先のブログに書いたようなわけで、わたしが1997年の紅白でちあきなおみが歌った「夜へ急ぐ人」へたどり着くのも当然の成り行きだった。

この映像は「You Tube」でご覧になれるが、テレビの限界を超えている。
茶の間にそぐわないのだ。
いまではテレビはさらに凋落し、子ども相手にあるいは子どものごとき連中相手に番組を作っている。

わたしはこの歌を彼女が歌ったときの社会の反応を知らないが、表立っては別として大きな反応があったはずだ。

それは異物だった。
しかも大きな異物であり、そのことを知っていたちあきなおみがなぜ紅白の舞台で歌ったかをわたしは知らない。
しかし、あのころにはまだテレビの先行きを心配する人が少なからずいただろうことはわかる。

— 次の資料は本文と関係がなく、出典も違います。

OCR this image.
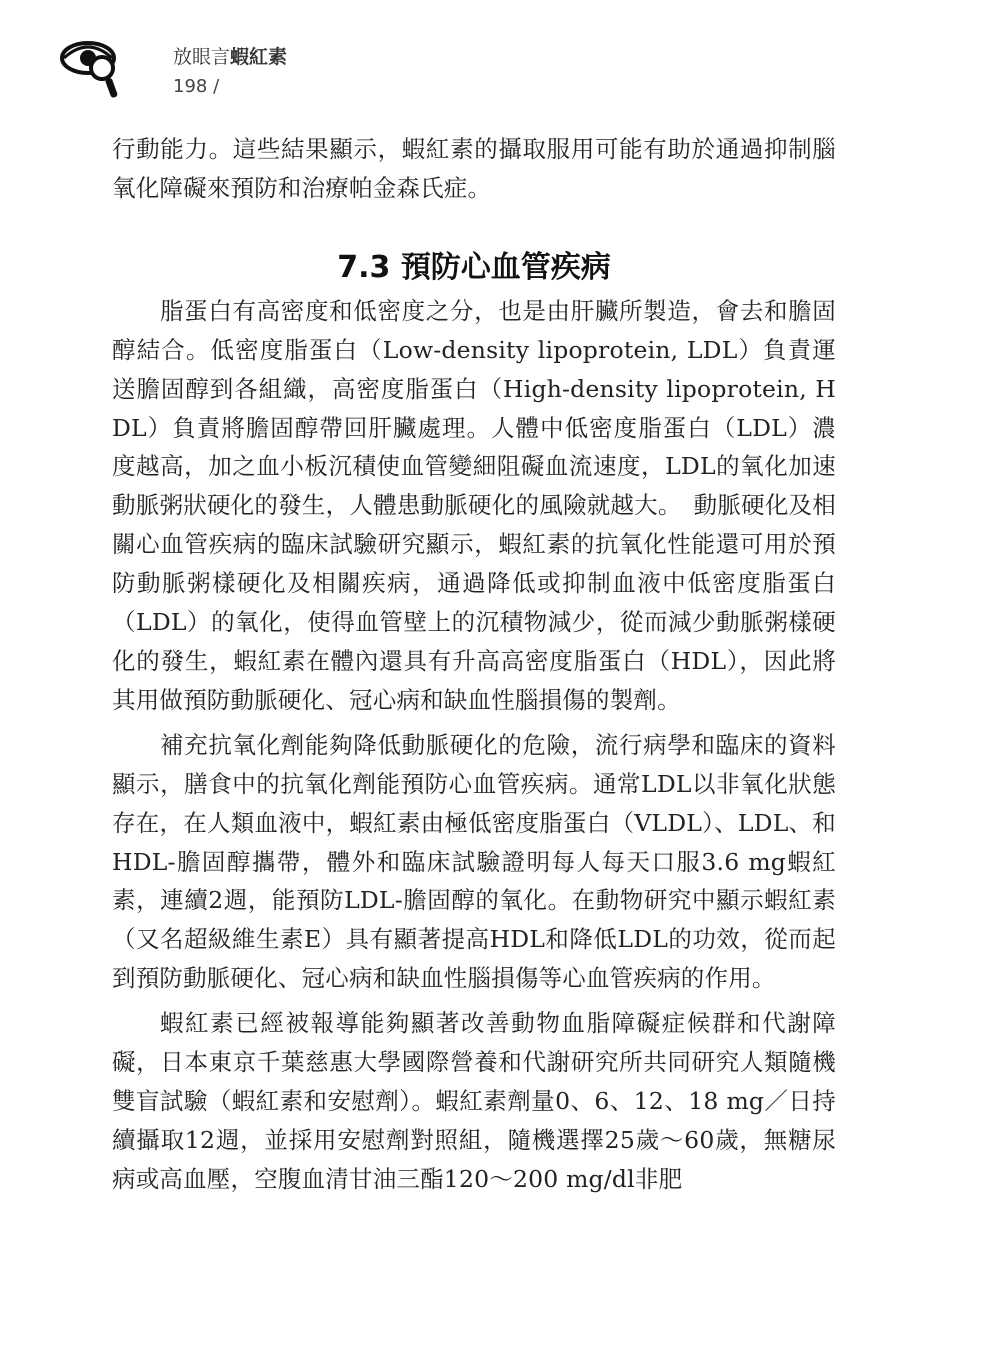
放眼言蝦紅素
198 /

行動能力。這些結果顯示，蝦紅素的攝取服用可能有助於通過抑制腦氧化障礙來預防和治療帕金森氏症。

7.3 預防心血管疾病

脂蛋白有高密度和低密度之分，也是由肝臟所製造，會去和膽固醇結合。低密度脂蛋白（Low-density lipoprotein, LDL）負責運送膽固醇到各組織，高密度脂蛋白（High-density lipoprotein, HDL）負責將膽固醇帶回肝臟處理。人體中低密度脂蛋白（LDL）濃度越高，加之血小板沉積使血管變細阻礙血流速度，LDL的氧化加速動脈粥狀硬化的發生，人體患動脈硬化的風險就越大。　動脈硬化及相關心血管疾病的臨床試驗研究顯示，蝦紅素的抗氧化性能還可用於預防動脈粥樣硬化及相關疾病，通過降低或抑制血液中低密度脂蛋白（LDL）的氧化，使得血管壁上的沉積物減少，從而減少動脈粥樣硬化的發生，蝦紅素在體內還具有升高高密度脂蛋白（HDL），因此將其用做預防動脈硬化、冠心病和缺血性腦損傷的製劑。

補充抗氧化劑能夠降低動脈硬化的危險，流行病學和臨床的資料顯示，膳食中的抗氧化劑能預防心血管疾病。通常LDL以非氧化狀態存在，在人類血液中，蝦紅素由極低密度脂蛋白（VLDL）、LDL、和HDL-膽固醇攜帶，體外和臨床試驗證明每人每天口服3.6 mg蝦紅素，連續2週，能預防LDL-膽固醇的氧化。在動物研究中顯示蝦紅素（又名超級維生素E）具有顯著提高HDL和降低LDL的功效，從而起到預防動脈硬化、冠心病和缺血性腦損傷等心血管疾病的作用。

蝦紅素已經被報導能夠顯著改善動物血脂障礙症候群和代謝障礙，日本東京千葉慈惠大學國際營養和代謝研究所共同研究人類隨機雙盲試驗（蝦紅素和安慰劑）。蝦紅素劑量0、6、12、18 mg／日持續攝取12週，並採用安慰劑對照組，隨機選擇25歲～60歲，無糖尿病或高血壓，空腹血清甘油三酯120～200 mg/dl非肥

「夜へ急ぐ人」は友川かずきがちあきなおみに捧げた曲であり、この曲を歌いこなす人はあのころもいまもちあきなおみ以外にはいない。
そして、「夜へ急ぐ人」を歌ったちあきなおみは特別なちあきなおみで、それ以外のとき、彼女もまたテレビ用の顔をしていた。
つまり、テレビ化された定型の範疇にあったということだ。

そして、この「テレビ化された定型の範疇にいようという常識」はこの社会に瀰漫しており、それが、この世の異物を住みにくくしていることになる。
しかしながら、煎じ詰めてみれば人はそれぞれがもともと他者に対しての異物でしかなかった。

というわけで、写し撮ったこの状況が人がこの世に住みにくい一面とになる。